After the amontillado it was time for an oloroso but not just any oloroso: our old friend the Oloroso de Añada 2009. Really enjoyable as always, and maybe it was the time of year but it just reminded me so much of Christmas pudding on the nose, with brandy, burnt Christmas cake, nuts and figgy fruit. (There was another top shout from one of my colleagues (or somebody anyway): baked banana.) Then after all that enticing richness there are saline flavours and a little bit of burnt caramel bitterness in there. Really such an enjoyable, juicy wine.

The last wine up was the Canasta 20 años, the VOS version of the original Canasta (which has around six years of ageing). It is a cream of oloroso and pedro ximenez. Unlike some creams the Canasta wines are blended at the outset rather than prior to bottling as a means of enhancing integration and you have to say this resulting wine is extremely elegant. Nice acidity and freshness to it despite what must be a fair dollop of sugar per litre, and very nice array of flavours from figgy to cedar and even tobacco. Really enjoyable stuff, although these sweeter wines really refuse to grow on me. I sometimes wonder if I do them justice when they are tagged on to tastings of dry wines like this one:  maybe one of these days I should try to get a few of these VOS and VORS creams together and try them out side by side and in the right mindset.

And then the Taberna Palo Cortado tapas party began, with lashings of Williams & Humbert wines and an awful lot of laughter. Another absolutely top night: perhaps the best news of all is that normal service is well and truly resumed.

Fino Tradicion Noviembre 2017

If a few of the autumn sacas I have tried are a guide it has been a hard summer for the flor down in el Marco.

This autumn saca of the great Tradicion fino seems to me from memory to be towards the oxidated, roasted, end of the register.
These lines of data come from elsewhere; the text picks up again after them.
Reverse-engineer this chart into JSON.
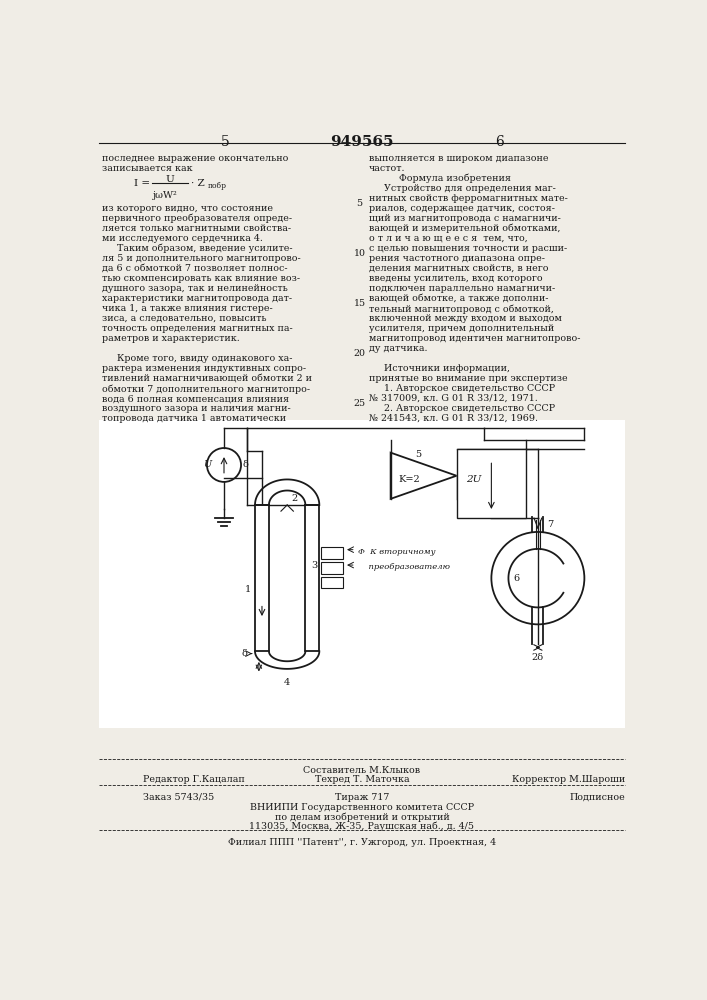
{
  "bg_color": "#f0ede6",
  "text_color": "#1a1a1a",
  "page_number_left": "5",
  "patent_number": "949565",
  "page_number_right": "6",
  "left_col_lines": [
    "последнее выражение окончательно",
    "записывается как",
    "",
    "",
    "",
    "из которого видно, что состояние",
    "первичного преобразователя опреде-",
    "ляется только магнитными свойства-",
    "ми исследуемого сердечника 4.",
    "     Таким образом, введение усилите-",
    "ля 5 и дополнительного магнитопрово-",
    "да 6 с обмоткой 7 позволяет полнос-",
    "тью скомпенсировать как влияние воз-",
    "душного зазора, так и нелинейность",
    "характеристики магнитопровода дат-",
    "чика 1, а также влияния гистере-",
    "зиса, а следовательно, повысить",
    "точность определения магнитных па-",
    "раметров и характеристик.",
    "",
    "     Кроме того, ввиду одинакового ха-",
    "рактера изменения индуктивных сопро-",
    "тивлений намагничивающей обмотки 2 и",
    "обмотки 7 дополнительного магнитопро-",
    "вода 6 полная компенсация влияния",
    "воздушного зазора и наличия магни-",
    "топровода датчика 1 автоматически"
  ],
  "right_col_lines": [
    "выполняется в широком диапазоне",
    "частот.",
    "          Формула изобретения",
    "     Устройство для определения маг-",
    "нитных свойств ферромагнитных мате-",
    "риалов, содержащее датчик, состоя-",
    "щий из магнитопровода с намагничи-",
    "вающей и измерительной обмотками,",
    "о т л и ч а ю щ е е с я  тем, что,",
    "с целью повышения точности и расши-",
    "рения частотного диапазона опре-",
    "деления магнитных свойств, в него",
    "введены усилитель, вход которого",
    "подключен параллельно намагничи-",
    "вающей обмотке, а также дополни-",
    "тельный магнитопровод с обмоткой,",
    "включенной между входом и выходом",
    "усилителя, причем дополнительный",
    "магнитопровод идентичен магнитопрово-",
    "ду датчика.",
    "",
    "     Источники информации,",
    "принятые во внимание при экспертизе",
    "     1. Авторское свидетельство СССР",
    "№ 317009, кл. G 01 R 33/12, 1971.",
    "     2. Авторское свидетельство СССР",
    "№ 241543, кл. G 01 R 33/12, 1969."
  ],
  "footer_editor": "Редактор Г.Кацалап",
  "footer_composer": "Составитель М.Клыков",
  "footer_tech": "Техред Т. Маточка",
  "footer_corrector": "Корректор М.Шароши",
  "footer_order": "Заказ 5743/35",
  "footer_edition": "Тираж 717",
  "footer_subscription": "Подписное",
  "footer_org1": "ВНИИПИ Государственного комитета СССР",
  "footer_org2": "по делам изобретений и открытий",
  "footer_address": "113035, Москва, Ж-35, Раушская наб., д. 4/5",
  "footer_branch": "Филиал ППП ''Патент'', г. Ужгород, ул. Проектная, 4"
}
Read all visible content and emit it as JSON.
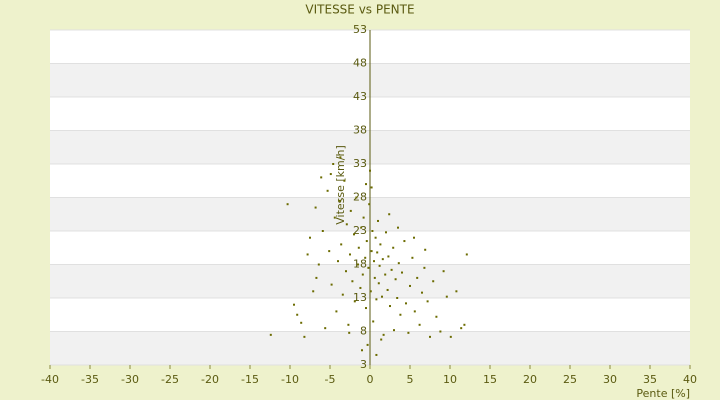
{
  "chart_data": {
    "type": "scatter",
    "title": "VITESSE vs PENTE",
    "x_label": "Pente [%]",
    "y_label": "Vitesse [km/h]",
    "color": "#6b6b00",
    "bands": true,
    "xlim": [
      -40,
      40
    ],
    "xticks": [
      -40,
      -35,
      -30,
      -25,
      -20,
      -15,
      -10,
      -5,
      0,
      5,
      10,
      15,
      20,
      25,
      30,
      35,
      40
    ],
    "ylim": [
      3,
      53
    ],
    "yticks": [
      3,
      8,
      13,
      18,
      23,
      28,
      33,
      38,
      43,
      48,
      53
    ],
    "x": [
      -12.4,
      -10.3,
      -9.5,
      -9.1,
      -8.6,
      -8.2,
      -7.5,
      -7.1,
      -6.8,
      -6.4,
      -6.1,
      -5.9,
      -5.6,
      -5.3,
      -5.1,
      -4.8,
      -4.6,
      -4.4,
      -4.2,
      -4.0,
      -3.8,
      -3.6,
      -3.4,
      -3.2,
      -3.0,
      -2.9,
      -2.7,
      -2.5,
      -2.4,
      -2.2,
      -2.0,
      -1.9,
      -1.7,
      -1.5,
      -1.4,
      -1.2,
      -1.1,
      -0.9,
      -0.8,
      -0.6,
      -0.5,
      -0.4,
      -0.2,
      -0.1,
      0.1,
      0.2,
      0.3,
      0.4,
      0.5,
      0.6,
      0.7,
      0.8,
      0.9,
      1.0,
      1.1,
      1.2,
      1.3,
      1.5,
      1.6,
      1.7,
      1.9,
      2.0,
      2.2,
      2.3,
      2.5,
      2.7,
      2.9,
      3.0,
      3.2,
      3.4,
      3.6,
      3.8,
      4.0,
      4.3,
      4.5,
      4.8,
      5.0,
      5.3,
      5.6,
      5.9,
      6.2,
      6.5,
      6.9,
      7.2,
      7.5,
      7.9,
      8.3,
      8.8,
      9.2,
      9.6,
      10.1,
      10.8,
      11.4,
      12.1,
      11.8,
      -0.3,
      0.8,
      -1.0,
      1.4,
      -2.6,
      0.0,
      -0.5,
      0.2,
      -3.7,
      -4.9,
      2.4,
      3.5,
      5.5,
      6.8,
      -6.7,
      -7.8
    ],
    "y": [
      7.5,
      27,
      12,
      10.5,
      9.3,
      7.2,
      22,
      14,
      26.5,
      18,
      31,
      23,
      8.5,
      29,
      20,
      15,
      33,
      25,
      11,
      18.5,
      27.5,
      21,
      13.5,
      30.5,
      17,
      24,
      9,
      19.5,
      26,
      15.5,
      22.5,
      12.5,
      28,
      18,
      20.5,
      14.5,
      23.5,
      16.5,
      25,
      19,
      11.5,
      21.5,
      17.5,
      27,
      14,
      20,
      23,
      9.5,
      18.5,
      16,
      22,
      12.8,
      19.8,
      24.5,
      15.2,
      17.8,
      21,
      13.2,
      18.8,
      7.5,
      16.5,
      22.8,
      14.2,
      19.2,
      11.8,
      17.2,
      20.5,
      8.2,
      15.8,
      13,
      18.2,
      10.5,
      16.8,
      21.5,
      12.2,
      7.8,
      14.8,
      19,
      11,
      16,
      9,
      13.8,
      20.2,
      12.5,
      7.2,
      15.5,
      10.2,
      8,
      17,
      13.2,
      7.2,
      14,
      8.5,
      19.5,
      9,
      6,
      4.5,
      5.2,
      6.8,
      7.8,
      32,
      30,
      29.5,
      34,
      31.5,
      25.5,
      23.5,
      22,
      17.5,
      16,
      19.5
    ]
  }
}
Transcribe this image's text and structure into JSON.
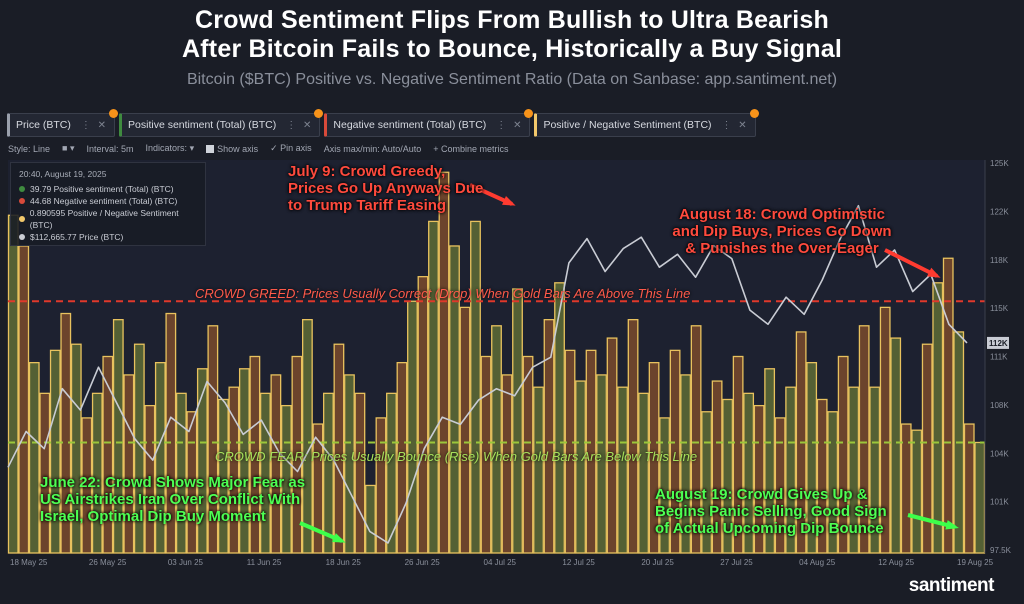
{
  "header": {
    "line1": "Crowd Sentiment Flips From Bullish to Ultra Bearish",
    "line2": "After Bitcoin Fails to Bounce, Historically a Buy Signal",
    "subtitle": "Bitcoin ($BTC) Positive vs. Negative Sentiment Ratio (Data on Sanbase: app.santiment.net)"
  },
  "tabs": [
    {
      "label": "Price (BTC)",
      "color": "#9aa0ac"
    },
    {
      "label": "Positive sentiment (Total) (BTC)",
      "color": "#3f8b3f"
    },
    {
      "label": "Negative sentiment (Total) (BTC)",
      "color": "#d84a3a"
    },
    {
      "label": "Positive / Negative Sentiment (BTC)",
      "color": "#f2c86b"
    }
  ],
  "toolbar": {
    "style": "Style: Line",
    "interval": "Interval: 5m",
    "indicators": "Indicators:",
    "show_axis": "Show axis",
    "pin_axis": "Pin axis",
    "axis_maxmin": "Axis max/min: Auto/Auto",
    "combine": "+ Combine metrics"
  },
  "legend": {
    "timestamp": "20:40, August 19, 2025",
    "rows": [
      {
        "text": "39.79 Positive sentiment (Total) (BTC)",
        "color": "#3f8b3f"
      },
      {
        "text": "44.68 Negative sentiment (Total) (BTC)",
        "color": "#d84a3a"
      },
      {
        "text": "0.890595 Positive / Negative Sentiment (BTC)",
        "color": "#f2c86b"
      },
      {
        "text": "$112,665.77 Price (BTC)",
        "color": "#c9ccd4"
      }
    ]
  },
  "annotations": {
    "july9": "July 9: Crowd Greedy, Prices Go Up Anyways Due to Trump Tariff Easing",
    "aug18": "August 18: Crowd Optimistic and Dip Buys, Prices Go Down & Punishes the Over-Eager",
    "june22": "June 22: Crowd Shows Major Fear as US Airstrikes Iran Over Conflict With Israel, Optimal Dip Buy Moment",
    "aug19": "August 19: Crowd Gives Up & Begins Panic Selling, Good Sign of Actual Upcoming Dip Bounce",
    "greed_line": "CROWD GREED: Prices Usually Correct (Drop) When Gold Bars Are Above This Line",
    "fear_line": "CROWD FEAR: Prices Usually Bounce (Rise) When Gold Bars Are Below This Line"
  },
  "brand": "santiment",
  "colors": {
    "greed": "#e0392b",
    "fear": "#9bc73a",
    "bars": "#e8c25e",
    "price": "#c9ccd4"
  },
  "chart_data": {
    "type": "line",
    "x_tick_labels": [
      "18 May 25",
      "26 May 25",
      "03 Jun 25",
      "11 Jun 25",
      "18 Jun 25",
      "26 Jun 25",
      "04 Jul 25",
      "12 Jul 25",
      "20 Jul 25",
      "27 Jul 25",
      "04 Aug 25",
      "12 Aug 25",
      "19 Aug 25"
    ],
    "y_tick_labels": [
      "125K",
      "122K",
      "118K",
      "115K",
      "111K",
      "108K",
      "104K",
      "101K",
      "97.5K"
    ],
    "ylim": [
      97500,
      125000
    ],
    "price_current_label": "112K",
    "price_series": {
      "name": "Price (BTC)",
      "values": [
        103500,
        106000,
        104800,
        109000,
        107500,
        110500,
        108000,
        105500,
        104000,
        107000,
        106000,
        109500,
        108000,
        105800,
        106800,
        104500,
        103200,
        105600,
        104000,
        101500,
        99000,
        98200,
        101000,
        104800,
        107000,
        106500,
        108200,
        109000,
        108500,
        110500,
        111200,
        117800,
        119500,
        117200,
        118800,
        119600,
        117500,
        118400,
        116800,
        119000,
        118100,
        114500,
        113500,
        115400,
        114200,
        116600,
        119500,
        121800,
        117500,
        118700,
        115800,
        117000,
        113500,
        112200
      ]
    },
    "ratio_bars": {
      "name": "Positive / Negative Sentiment (BTC)",
      "values": [
        2.75,
        2.5,
        1.55,
        1.3,
        1.65,
        1.95,
        1.7,
        1.1,
        1.3,
        1.6,
        1.9,
        1.45,
        1.7,
        1.2,
        1.55,
        1.95,
        1.3,
        1.15,
        1.5,
        1.85,
        1.25,
        1.35,
        1.5,
        1.6,
        1.3,
        1.45,
        1.2,
        1.6,
        1.9,
        1.05,
        1.3,
        1.7,
        1.45,
        1.3,
        0.55,
        1.1,
        1.3,
        1.55,
        2.05,
        2.25,
        2.7,
        3.1,
        2.5,
        2.0,
        2.7,
        1.6,
        1.85,
        1.45,
        2.15,
        1.6,
        1.35,
        1.9,
        2.2,
        1.65,
        1.4,
        1.65,
        1.45,
        1.75,
        1.35,
        1.9,
        1.3,
        1.55,
        1.1,
        1.65,
        1.45,
        1.85,
        1.15,
        1.4,
        1.25,
        1.6,
        1.3,
        1.2,
        1.5,
        1.1,
        1.35,
        1.8,
        1.55,
        1.25,
        1.15,
        1.6,
        1.35,
        1.85,
        1.35,
        2.0,
        1.75,
        1.05,
        1.0,
        1.7,
        2.2,
        2.4,
        1.8,
        1.05,
        0.9
      ]
    },
    "greed_threshold": 2.05,
    "fear_threshold": 0.9
  }
}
Not necessarily a bad thing: gives it plenty of body with a ripe, rich feel to the flavours and the zing of salinity gives it a nice spicey finish and balance.

A serious but very drinkable fino from the top drawer.

Manzanilla pasada La Guita (1970s)

This was a second very special wine brought to lunch by Juancho Asenjo – the man is a legend – in Territorio Era recently.

It had some tough competition on the day – a quite outstanding 20 year old Fino Carta Blanca – and has a tough act to follow in the form of its own descendants. You see it is a manzanilla pasada La Guita from (I think – memory is a bit hazy for some reason) the 1970s and would be a lineal ancestor of the outstanding “noughty”‘manzanilla pasadas released in more recent times by Equipo Navazo, which are among the very finest wines I have tried from the region.

And this was a fascinating wine. Was a rich old amber in colour and was pretty clear, maybe just a hint of cloudiness. On the nose it was still there – a bit of old apple and straw – although not as punchy as it might once have been, and on the palate it was extraordinary. Not so much the flavours, which were still there and were enjoyable if a little muted, but a quite amazing chalky, almost chalk dust texture.

The most mineral wine I have ever tasted without question – extraordinary stuff.